You’ve probably read this already but just in case you haven’t the first place to start your research is the mattress shopping tutorial here which includes all the basic information, steps, and guidelines that you will need to make the best possible choice … and know how and why to avoid the worst ones.

In terms of durability … a mattress is only as good as its construction and the quality of the materials inside it (regardless of the name of the manufacturer on the label) and the biggest reason that a mattress will develop soft spots or start sagging prematurely is the use of lower quality and less durable materials in the upper layers in the mattress.
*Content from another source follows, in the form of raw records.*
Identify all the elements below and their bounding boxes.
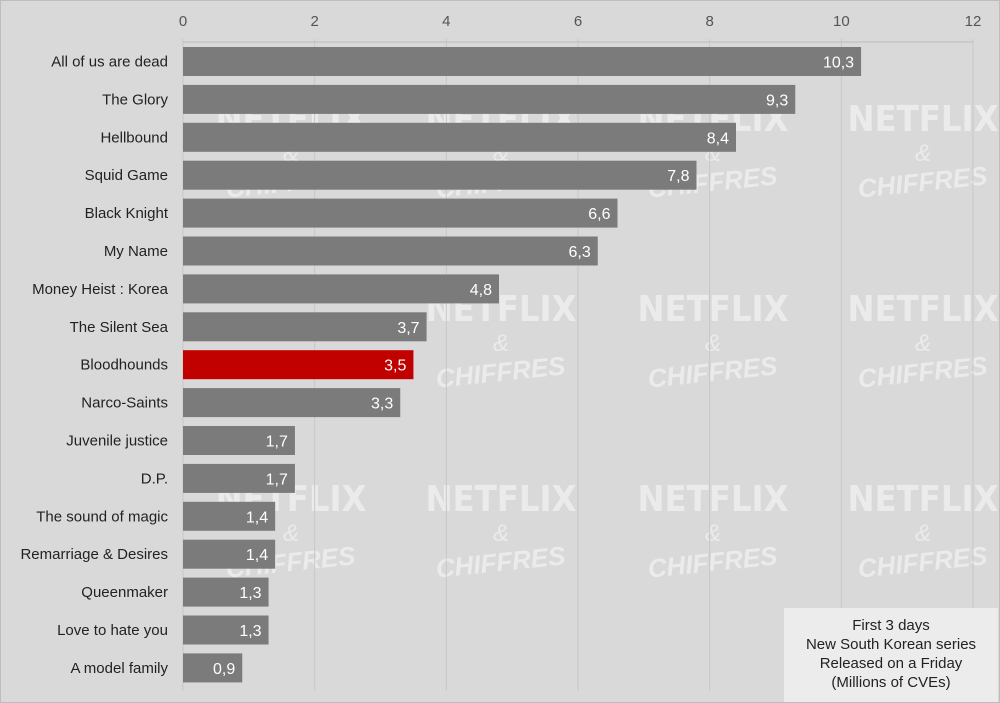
bar: [183, 47, 862, 76]
bar: [183, 577, 269, 607]
watermark-text: NETFLIX: [847, 479, 998, 520]
data-label: 8,4: [707, 130, 729, 147]
data-label: 4,8: [470, 282, 492, 299]
category-label: My Name: [104, 243, 168, 260]
x-tick-label: 4: [442, 13, 450, 30]
watermark-text: &: [705, 520, 721, 547]
watermark-text: NETFLIX: [637, 289, 788, 330]
watermark-text: NETFLIX: [847, 99, 998, 140]
category-label: Juvenile justice: [66, 433, 168, 450]
category-label: Queenmaker: [81, 584, 168, 601]
data-label: 7,8: [667, 168, 689, 185]
bar: [183, 236, 598, 266]
watermark-text: &: [915, 330, 931, 357]
category-label: Money Heist : Korea: [32, 281, 169, 298]
bar: [183, 388, 401, 418]
data-label: 3,5: [384, 358, 406, 375]
category-label: Bloodhounds: [80, 357, 168, 374]
category-label: Squid Game: [85, 167, 168, 184]
bar: [183, 160, 697, 190]
bar: [183, 198, 618, 228]
category-label: All of us are dead: [51, 54, 168, 71]
category-label: Black Knight: [85, 205, 169, 222]
legend-line: Released on a Friday: [819, 655, 963, 672]
watermark-text: &: [493, 520, 509, 547]
x-tick-label: 12: [965, 13, 982, 30]
bar: [183, 653, 243, 683]
data-label: 1,4: [246, 547, 268, 564]
legend-line: New South Korean series: [805, 636, 977, 653]
data-label: 9,3: [766, 92, 788, 109]
data-label: 3,3: [371, 396, 393, 413]
watermark-text: CHIFFRES: [434, 350, 567, 393]
legend-line: First 3 days: [852, 617, 930, 634]
watermark-text: NETFLIX: [847, 289, 998, 330]
x-tick-label: 2: [310, 13, 318, 30]
x-tick-label: 10: [833, 13, 850, 30]
data-label: 1,7: [266, 471, 288, 488]
x-tick-label: 8: [705, 13, 713, 30]
category-label: Remarriage & Desires: [20, 546, 168, 563]
watermark-text: &: [283, 520, 299, 547]
bar: [183, 84, 796, 114]
category-label: A model family: [70, 660, 168, 677]
category-label: Hellbound: [100, 129, 168, 146]
category-label: Narco-Saints: [81, 395, 168, 412]
bar: [183, 122, 736, 152]
data-label: 3,7: [397, 320, 419, 337]
data-label: 0,9: [213, 661, 235, 678]
watermark-text: CHIFFRES: [856, 160, 989, 203]
watermark-text: NETFLIX: [425, 479, 576, 520]
data-label: 1,7: [266, 434, 288, 451]
category-label: Love to hate you: [57, 622, 168, 639]
watermark-text: CHIFFRES: [646, 350, 779, 393]
bar: [183, 615, 269, 645]
bar: [183, 274, 499, 304]
bar: [183, 539, 276, 569]
category-label: D.P.: [141, 470, 168, 487]
data-label: 1,3: [239, 585, 261, 602]
watermark-text: CHIFFRES: [856, 540, 989, 583]
bar: [183, 426, 295, 455]
x-tick-label: 0: [179, 13, 187, 30]
data-label: 6,3: [569, 244, 591, 261]
data-label: 10,3: [823, 55, 854, 72]
data-label: 1,3: [239, 623, 261, 640]
watermark-text: &: [915, 520, 931, 547]
data-label: 6,6: [588, 206, 610, 223]
category-label: The Glory: [102, 91, 168, 108]
bar: [183, 501, 276, 531]
watermark-text: CHIFFRES: [434, 540, 567, 583]
data-label: 1,4: [246, 509, 268, 526]
watermark-text: &: [705, 330, 721, 357]
category-label: The Silent Sea: [70, 319, 169, 336]
watermark-text: CHIFFRES: [856, 350, 989, 393]
x-tick-label: 6: [574, 13, 582, 30]
category-label: The sound of magic: [36, 508, 168, 525]
bar: [183, 463, 295, 493]
legend-box: First 3 days New South Korean series Rel…: [784, 608, 998, 702]
legend-line: (Millions of CVEs): [831, 674, 951, 691]
bar: [183, 312, 427, 342]
watermark-text: CHIFFRES: [646, 540, 779, 583]
watermark-text: &: [915, 140, 931, 167]
watermark-text: &: [493, 330, 509, 357]
watermark-text: NETFLIX: [637, 479, 788, 520]
bar: [183, 350, 414, 380]
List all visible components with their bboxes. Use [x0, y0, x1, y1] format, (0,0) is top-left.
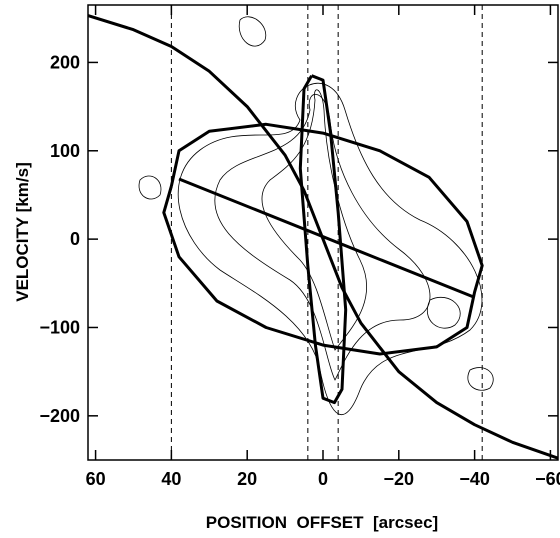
x-tick-label: −40 — [459, 469, 490, 489]
curve — [162, 122, 484, 356]
x-tick-label: −60 — [535, 469, 560, 489]
y-tick-label: 100 — [50, 141, 80, 161]
y-tick-label: 0 — [70, 229, 80, 249]
x-tick-label: 60 — [86, 469, 106, 489]
x-tick-label: 0 — [318, 469, 328, 489]
y-axis-label: VELOCITY [km/s] — [13, 162, 32, 302]
curve — [178, 177, 476, 299]
y-tick-label: −100 — [39, 317, 80, 337]
x-axis-label: POSITION OFFSET [arcsec] — [206, 513, 438, 532]
y-tick-label: 200 — [50, 52, 80, 72]
y-tick-label: −200 — [39, 406, 80, 426]
x-tick-label: −20 — [384, 469, 415, 489]
x-tick-label: 20 — [237, 469, 257, 489]
curve — [298, 74, 348, 405]
curve — [87, 14, 559, 460]
x-tick-label: 40 — [161, 469, 181, 489]
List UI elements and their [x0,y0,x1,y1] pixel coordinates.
Most major manufacturers use lower quality and less durable materials which is the reason I would avoid them but I would also avoid any mattress where you can’t confirm the quality of the materials inside it so that you can confirm there are no weak links in the mattress (see the guidelines here).

Other reasons that a mattress can soften or sag prematurely include a foundation that doesn’t provide suitable support under the mattress or a mattress that uses materials that are too soft for the people on the mattress (which can also reduce durability).

While there is no way to quantify how long any mattress will maintain its comfort and support for any particular person, if a mattress is well inside a suitable comfort/support range and isn’t close to the edge of being too soft when it is new (see post #2 here) and meets the minimum quality/durability specs that are suggested in the guidelines here then it would be reasonable to expect a useful lifetime in the range of 7 - 10 years and with higher quality and more durable materials like latex or higher density memory foam or polyfoam (in the comfort layers especially) it would likely be in the higher end of the range or even longer.

It’s always more realistic to think of about 10 years as a maximum reasonable expectation for any mattress no matter what the quality or durability of the materials and then treat any additional time after that as “bonus time” because after about 10 years the limiting factor in the useful life of a mattress will often be the changing needs and preferences of the person sleeping on the mattress and even if a mattress is still in good condition after a decade … a mattress that was suitable for someone 10 years earlier may not be the best “match” any longer.

Having said that … with higher quality materials throughout a mattress and/or for people whose needs and preferences or physical condition or body type hasn’t changed much over 10 years then “bonus time” or even “extended bonus time” with higher quality/density and more durable materials like latex or higher density memory foam or polyfoam or natural fibers is much more likely than with less durable materials.

There is also more about the most important parts of the “value” of a mattress purchase in post #13 here that can help you make more meaningful comparisons between mattresses in terms of suitability and PPP (Posture and alignment, Pressure relief, and Personal preferences), durability, and value.